The worst thing about xs though, is that you don’t know what the other person means by them. FOR EXAMPLE, I do not equate how much I like you with how many xs I give you. In fact, most of the time I forget to give xs because I hit send so fast (fast typer problems). But, what if some people are directly showing how much they like you by how many xs they give you? What if they’ve got some creepy little list at the back of their pad of paper (because everyone sometimes needs paper) which says how many xs mean what. WOAH. Talk about subliminal messages. Forget about body language and all that psychological crap, the number of xs people gives you tells all (unless, of course, it doesn’t.)
Because you can’t just think that if someone gives you lots of xs then they like you more. Cor, if you were thinking this, you were thinking simplistically, my friend. What if they give you loads of xs and you think they are like in love with you, when really they are IRONIC xs? OMG. Who knew that xs could be ironic? Well, now you do. They can mock, too. And then if you reply with precisely 11 xs too, then jeez you should be embarrassed.
So, I have put together a scale (in order to put off revising for as long as possible) that should be used universally, of what each number of xs should mean:
[none]: this person either wants you to die a slow and painful death (possibly caused by them) or they forgot. It is your call, make the right decision though, because your life depends on it.

x: a sad little x, isn’t it? All lonely, standing there on it’s own. This person feels obliged to give you an x, because they’ve thought about xs, but they didn’t want you to get the wrong idea. This known in the trade as the ‘polite x’.

xx: a nice number to send to an acquaintance. This person is like, ‘hey man you’re alright, have two xs’. This is the optimum number of xs to send if you are confused about how many to send. The motto in this crazy world is always IF IN DOUBT, HAVE TWO (because we are obsessed with materialism).

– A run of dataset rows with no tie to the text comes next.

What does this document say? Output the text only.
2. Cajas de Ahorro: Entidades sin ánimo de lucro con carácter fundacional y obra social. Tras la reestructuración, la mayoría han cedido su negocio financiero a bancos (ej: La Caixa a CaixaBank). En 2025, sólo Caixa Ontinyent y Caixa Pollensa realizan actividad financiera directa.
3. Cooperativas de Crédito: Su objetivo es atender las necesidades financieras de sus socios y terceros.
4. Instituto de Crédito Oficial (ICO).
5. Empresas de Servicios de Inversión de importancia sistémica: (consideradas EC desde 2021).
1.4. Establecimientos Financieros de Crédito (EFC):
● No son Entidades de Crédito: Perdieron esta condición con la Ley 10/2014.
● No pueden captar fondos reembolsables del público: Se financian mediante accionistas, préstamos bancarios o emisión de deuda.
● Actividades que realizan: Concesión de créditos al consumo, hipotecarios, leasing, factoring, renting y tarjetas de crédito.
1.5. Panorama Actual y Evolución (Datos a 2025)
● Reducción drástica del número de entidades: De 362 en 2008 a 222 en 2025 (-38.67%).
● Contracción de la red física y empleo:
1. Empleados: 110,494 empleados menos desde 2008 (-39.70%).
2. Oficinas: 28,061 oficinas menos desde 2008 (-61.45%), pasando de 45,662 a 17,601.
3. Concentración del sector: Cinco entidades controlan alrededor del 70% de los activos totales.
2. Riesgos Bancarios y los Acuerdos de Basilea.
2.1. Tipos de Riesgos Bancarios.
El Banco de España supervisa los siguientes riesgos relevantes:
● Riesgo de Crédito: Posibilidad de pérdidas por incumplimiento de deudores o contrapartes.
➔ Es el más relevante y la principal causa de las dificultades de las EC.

xxx: this person is clearly a fan - well done getting someone to like you! Congrats, you’ve made a friend! Therefore, this is a friend number of xs.

xxxx: this person is a bit keen.

xxxxx: this person is probably in love with you. GO FOR IT.

xxxxxx: ^^

xxxxxxx: this person probably started doing xs and then forgot to take their finger off the button. It happens to the best of us.

xxxxxxxx: this is a symbolic number, because if you look carefully, you can see that there are 8 xs here. Obviously, this person wanted to tell you that they’re in love with you, but chickened out and so decided to tell you IN CODE. Instead of saying, ‘iloveyou’ they have said, ‘xxxxxxxx’ because they are hoping that your brains are so in tune that you will read the code and respond appropriately. If someone sends you 8 xs then there is NO WAY that they are not in love with you. When you tell them this and they deny that it is not true, they clearly have just not realised yet because it was subconscious.

xxxxxxxxx: this looks sarcastic. It’s like, ‘haha you think we’re such good friends so I’ll give you loads of xs but really I WANT YOU TO DIE.’

xxxxxxxxxx: this person is an idiot/ joker (depends who they are/what you think of them).

So we should all use this. OR we could just stop doing the whole x thing and go back to being normal?